Effective December 1, 2010, FRCP 26(b)(4)(C) protects communications between a party’s attorney and expert witnesses who must provide a report pursuant to FRCP 26(a)(2)(B). Communications are discoverable only where they relate (i) to the expert’s compensation, (ii) to facts the expert considered in forming an opinion, and (iii) to assumptions the attorney provided and that the expert relied upon in forming an opinion.
Note that this section, like FRCP 26(b)(4)(B) (protections for draft expert reports), does not prevent discovery of things otherwise discoverable under Rule 26(b)(1) where the party seeking disclosure shows it has a “substantial need” and cannot obtain the information without “undue hardship.” FRCP 26(b)(3)(A)(i) and (ii).
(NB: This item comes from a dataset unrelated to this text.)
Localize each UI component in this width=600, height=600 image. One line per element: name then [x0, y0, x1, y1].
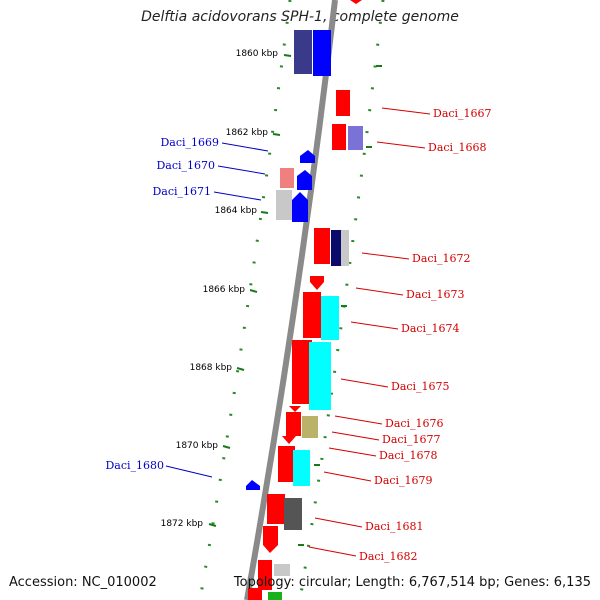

FRCP 26(b)(4)(C)(ii) states that the expert must only “identify” facts and data that the party’s attorney provided and that the expert relied upon. Arguably, identification of such facts would not require the expert to disclose the letter from counsel or notes from a phone conference with counsel where applicable facts were disclosed. Likely, simply stating the facts counsel provided in the expert’s written report would suffice.
These new protections, however, apply only to experts “retained or specifically employed to provide expert testimony in the case or one whose duties as the party’s employee regularly involve giving expert testimony.” FRCP 26(a)(2)(B). Thus, non-retained experts such as a treating physician do not enjoy these same protections. A later post will address the reporting duties related to a non-retained expert.
 FRCP 26(b)(1) governs the scope and limits of discovery.